Espérer un changement de cap de la Suisse
En mars, le Ministère public de la Confédération a mis en place une task force chargée d’interroger les réfugiés ukrainiens et de préserver d’éventuelles preuves. Le Ministère public de la Confédération veut ainsi se préparer à l’arrivée de criminels de guerre présumés. Selon l’article 264m CP, leur présence en Suisse est une condition préalable à la compétence des autorités de poursuite pénale suisses en cas de délits relevant du droit pénal international. Des enquêtes préliminaires ne sont pas exclues. Des spécialistes tels que Nina Burro et Hans Vest voient dans la mise en place de la task force un signe positif de la volonté de poursuite pénale du Ministère public. Ils espèrent un changement de cap. «Jusqu’à présent, la Suisse ne s’est pas distinguée par son activité en matière de délits de droit pénal international», explique Burri. Un seul cas a donné lieu à une condamnation: en 2021, le Libérien Alieu Kosiah a été condamné à la prison à vie pour des crimes commis en tant que commandant d’une milice rebelle dans les années 90. Mputu ajoute que le jugement démontre que même les «gros poissons» sont poursuivis. En effet, des enquêtes ont également été ouvertes contre l’ancien ministre de l’Intérieur gambien ou l’ancien ministre de la Défense algérien. Seulement, voilà: de 2016 à 2020, la division Entraide judiciaire et droit pénal international occupait 18,5 emplois à plein temps au Ministère public. Puis, en 2020, cette division a été rattachée à la nouvelle division Entraide judiciaire internationale, terrorisme, droit pénal international et cybercriminalité. Depuis lors, seuls quatre emplois à plein temps sont prévus. Le Ministère public affirme qu’il ne s’agit là que de postes de procureurs et procureurs assistants et que le secteur du droit pénal international peut, «si nécessaire», recourir aux ressources juridiques d’autres domaines. Babaka Mputu, de Trial International, critique néanmoins la réorganisation: «Les ressources au sein du Ministère public de la Confédération doivent être mieux réparties. Il faut du personnel supplémentaire et qualifié s’occupant uniquement des questions de droit pénal international.» y
123 membres, 155 millions d’euros de budget
La Statut de Rome est la base contractuelle de la Cour pénale internationale de La Haye, aux Pays-Bas. Il a été adopté en 1998 à Rome et est entré en vigueur en 2002. Ce traité international comprend un catalogue de délits de droit pénal international. Y sont inclus le génocide, les crimes contre l’humanité, les crimes de guerre et les crimes d’agression (la préparation et la conduite d’une attaque militaire).

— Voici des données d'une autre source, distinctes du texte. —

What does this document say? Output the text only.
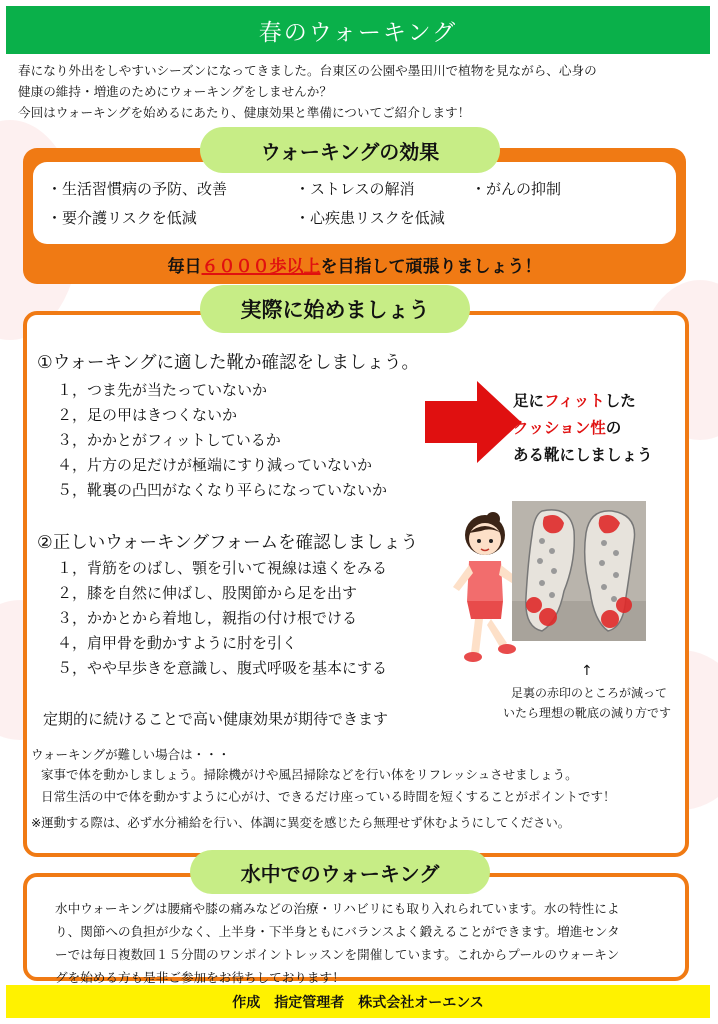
春のウォーキング

春になり外出をしやすいシーズンになってきました。台東区の公園や墨田川で植物を見ながら、心身の

健康の維持・増進のためにウォーキングをしませんか？

今回はウォーキングを始めるにあたり、健康効果と準備についてご紹介します！

・生活習慣病の予防、改善	・ストレスの解消	・がんの抑制
・要介護リスクを低減	・心疾患リスクを低減
毎日６０００歩以上を目指して頑張りましょう！
ウォーキングの効果
①ウォーキングに適した靴か確認をしましょう。
１，つま先が当たっていないか
２，足の甲はきつくないか
３，かかとがフィットしているか
４，片方の足だけが極端にすり減っていないか
５，靴裏の凸凹がなくなり平らになっていないか
足にフィットした
クッション性の
ある靴にしましょう
②正しいウォーキングフォームを確認しましょう
１，背筋をのばし、顎を引いて視線は遠くをみる
２，膝を自然に伸ばし、股関節から足を出す
３，かかとから着地し，親指の付け根でける
４，肩甲骨を動かすように肘を引く
５，やや早歩きを意識し、腹式呼吸を基本にする	↑
足裏の赤印のところが減って
いたら理想の靴底の減り方です
定期的に続けることで高い健康効果が期待できます
ウォーキングが難しい場合は・・・
家事で体を動かしましょう。掃除機がけや風呂掃除などを行い体をリフレッシュさせましょう。
日常生活の中で体を動かすように心がけ、できるだけ座っている時間を短くすることがポイントです！
※運動する際は、必ず水分補給を行い、体調に異変を感じたら無理せず休むようにしてください。
実際に始めましょう

水中ウォーキングは腰痛や膝の痛みなどの治療・リハビリにも取り入れられています。水の特性によ

り、関節への負担が少なく、上半身・下半身ともにバランスよく鍛えることができます。増進センタ

ーでは毎日複数回１５分間のワンポイントレッスンを開催しています。これからプールのウォーキン

グを始める方も是非ご参加をお待ちしております！

水中でのウォーキング
作成　指定管理者　株式会社オーエンス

Le tribunal intervient à la demande d’un État membre, à l’initiative du procureur ou à la demande du Conseil de sécurité des Nations unies. L’organisation de la Cour est également définie dans le statut. Les principaux organes sont le Tribunal composé de dix-huit juges, dont une chambre préliminaire, une section de jugement et une section d’appel, ainsi que le Bureau du procureur, dirigé par le procureur en chef, et le greffe du tribunal. Le budget annuel de la Cour pour l’année 2022 s’élève à environ 155 millions d’euros. Actuellement, cent vingt-trois États au total ont signé le Statut de Rome.